Bancs publics
Où sont, Georges, les bancs publics
Des amoureux de la tendresse,
Des amateurs de la paresse, Connaissant les vrais ombilics
de Paris la tigresse ?
Les bancs sont tous déboulonnés
afin que la foule circule
Sans fin, sans conciliabule,
Sans vivants regards étonnés
D'un Paris-libellule.
Le bois des bancs réchauffa -t-il
Les gueux qui dorment sur la grille
D'un vieil enfer qui les étrille
Sans un siège pour le babil
De Paris la godille ?
Où sont Brassens, les bancs publics
Sous les arbres des doux ombrages
qui nous préservaient des outrages
Des croquemitaines, des flics
De Paris les orages ?
Sachons inventer pour demain
D'autres bancs de tendresse,
d'autres bancs de sagesse
D'un Paris qui perd son chemin...(p.78-79)
Parisphérique
Voici vingt ans que je vivote
tout au bord du périphérique,
Vingt ans, vingt ans que je sirote
Sa sucrerie atmosphérique.
Fourmis fourmillent tout le jour,
Corridors plus sombres qu'un four.
Travail-patrie, et pas d'amour.
Le temps passe tempo-tambour.
Paris, Paris périphérique,
il pleut sur chaque souvenir;
Paris, Paris-Périphérique,
je lis l'éclair de l'avenir.
murs moirés, morbides miasmes,
pigeons prisonniers du bitume,
Sourds, susurrants, sournois sarcasmes,
Je taille ma plus belle plume !
Douce déesse en pâmoison,
Oublions ce gluant poison !
La vie étincelle à foison.
rêvons d'une verte toison..
Paris, Paris périphérique,
Sortirons-nous du gris sommeil ?
Paris, Paris-Périphérique,
Plus rien ne sera pareil. (p.21)
Nous revient en mémoire le bel alexandrin de Victor Hugo : "Le mur murant Paris rend Paris murmurant".
Vers toi
toi Bièvre
qui courut vers Paris la dévoreuse
engloutie en ses canalisations
vers toi Bièvre nous allons
cueillir l'air léger de tes coteaux boisés
quittant la touffeur de la ville
ses courants d'air lourds
voici par toi l'ouverture
la naïveté du pays vrai
la vertu perdue retrouvée
toi Bièvre des pastoureaux des poètes
toi Bièvre des industriels des marchands
nous allons vers ton front
poser quelque couronne ingénue
Benjamin Fondane est fondamentalement un poète de la vie, un poète de l'humain -- l'humain vivant doué d'une dimension spirituelle.

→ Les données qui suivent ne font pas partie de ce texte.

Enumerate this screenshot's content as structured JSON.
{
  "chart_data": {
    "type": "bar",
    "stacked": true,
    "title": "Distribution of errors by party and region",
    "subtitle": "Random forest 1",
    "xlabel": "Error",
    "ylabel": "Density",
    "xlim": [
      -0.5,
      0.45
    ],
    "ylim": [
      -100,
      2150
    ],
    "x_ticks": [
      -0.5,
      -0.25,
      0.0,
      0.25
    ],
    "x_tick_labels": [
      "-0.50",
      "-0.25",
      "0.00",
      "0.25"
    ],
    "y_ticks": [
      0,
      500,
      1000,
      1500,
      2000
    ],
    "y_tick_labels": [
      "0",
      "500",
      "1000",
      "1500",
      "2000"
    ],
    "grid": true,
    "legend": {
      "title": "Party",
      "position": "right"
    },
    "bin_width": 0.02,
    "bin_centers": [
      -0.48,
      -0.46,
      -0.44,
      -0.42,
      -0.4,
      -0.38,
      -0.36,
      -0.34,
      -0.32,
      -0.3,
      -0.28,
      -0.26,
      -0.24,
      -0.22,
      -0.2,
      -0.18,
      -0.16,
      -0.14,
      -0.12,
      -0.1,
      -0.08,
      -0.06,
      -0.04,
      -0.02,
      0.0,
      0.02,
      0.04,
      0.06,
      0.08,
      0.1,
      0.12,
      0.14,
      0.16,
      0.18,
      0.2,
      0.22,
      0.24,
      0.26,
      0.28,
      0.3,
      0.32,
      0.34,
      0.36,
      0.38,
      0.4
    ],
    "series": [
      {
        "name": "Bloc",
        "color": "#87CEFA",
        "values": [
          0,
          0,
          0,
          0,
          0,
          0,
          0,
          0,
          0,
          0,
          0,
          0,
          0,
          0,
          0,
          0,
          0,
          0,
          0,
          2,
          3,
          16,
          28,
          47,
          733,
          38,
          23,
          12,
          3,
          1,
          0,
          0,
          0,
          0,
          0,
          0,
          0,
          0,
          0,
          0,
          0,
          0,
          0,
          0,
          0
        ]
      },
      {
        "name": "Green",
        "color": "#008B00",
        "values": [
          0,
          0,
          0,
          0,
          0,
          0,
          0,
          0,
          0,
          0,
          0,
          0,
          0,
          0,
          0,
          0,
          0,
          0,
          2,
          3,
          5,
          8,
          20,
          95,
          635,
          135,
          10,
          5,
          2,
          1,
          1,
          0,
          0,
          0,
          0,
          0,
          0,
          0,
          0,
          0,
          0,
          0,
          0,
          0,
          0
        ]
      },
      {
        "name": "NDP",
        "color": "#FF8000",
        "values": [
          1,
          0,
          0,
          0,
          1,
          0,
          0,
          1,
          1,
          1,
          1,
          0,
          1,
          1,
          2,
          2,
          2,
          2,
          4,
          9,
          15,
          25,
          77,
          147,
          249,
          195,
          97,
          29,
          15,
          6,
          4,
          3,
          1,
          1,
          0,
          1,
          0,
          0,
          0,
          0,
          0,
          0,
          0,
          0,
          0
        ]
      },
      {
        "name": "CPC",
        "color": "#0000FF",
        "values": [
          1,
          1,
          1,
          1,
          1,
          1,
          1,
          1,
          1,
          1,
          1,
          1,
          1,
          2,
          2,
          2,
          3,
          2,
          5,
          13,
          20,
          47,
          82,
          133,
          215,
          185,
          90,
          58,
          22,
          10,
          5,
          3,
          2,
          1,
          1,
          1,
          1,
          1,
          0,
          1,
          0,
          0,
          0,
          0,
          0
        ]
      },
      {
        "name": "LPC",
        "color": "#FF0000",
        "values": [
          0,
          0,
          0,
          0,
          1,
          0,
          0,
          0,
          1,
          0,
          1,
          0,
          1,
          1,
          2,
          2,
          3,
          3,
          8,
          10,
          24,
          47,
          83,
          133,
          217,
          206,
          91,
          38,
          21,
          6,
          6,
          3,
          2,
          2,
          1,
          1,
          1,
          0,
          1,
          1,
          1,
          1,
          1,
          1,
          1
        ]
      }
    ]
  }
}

Sous le pavé la plage, fut, comme on s'en souvient, l'un des plus célèbres slogans de la révolution de Mai 1968. Aujourd'hui, presque tous les pavés parisiens sont recouverts de bitume, mettant sans doute fin à toute érection de barricades. Nous ne soulèverons pas le manteau d'asphalte pour retrouver Charles Baudelaire sur la barricade du carrefour de Buci, en 1848, mais nous contenterons d'imaginer le pas des poètes passant et repassant par les rues et ruelles de Paris. Sous le bitume, le pas des poètes.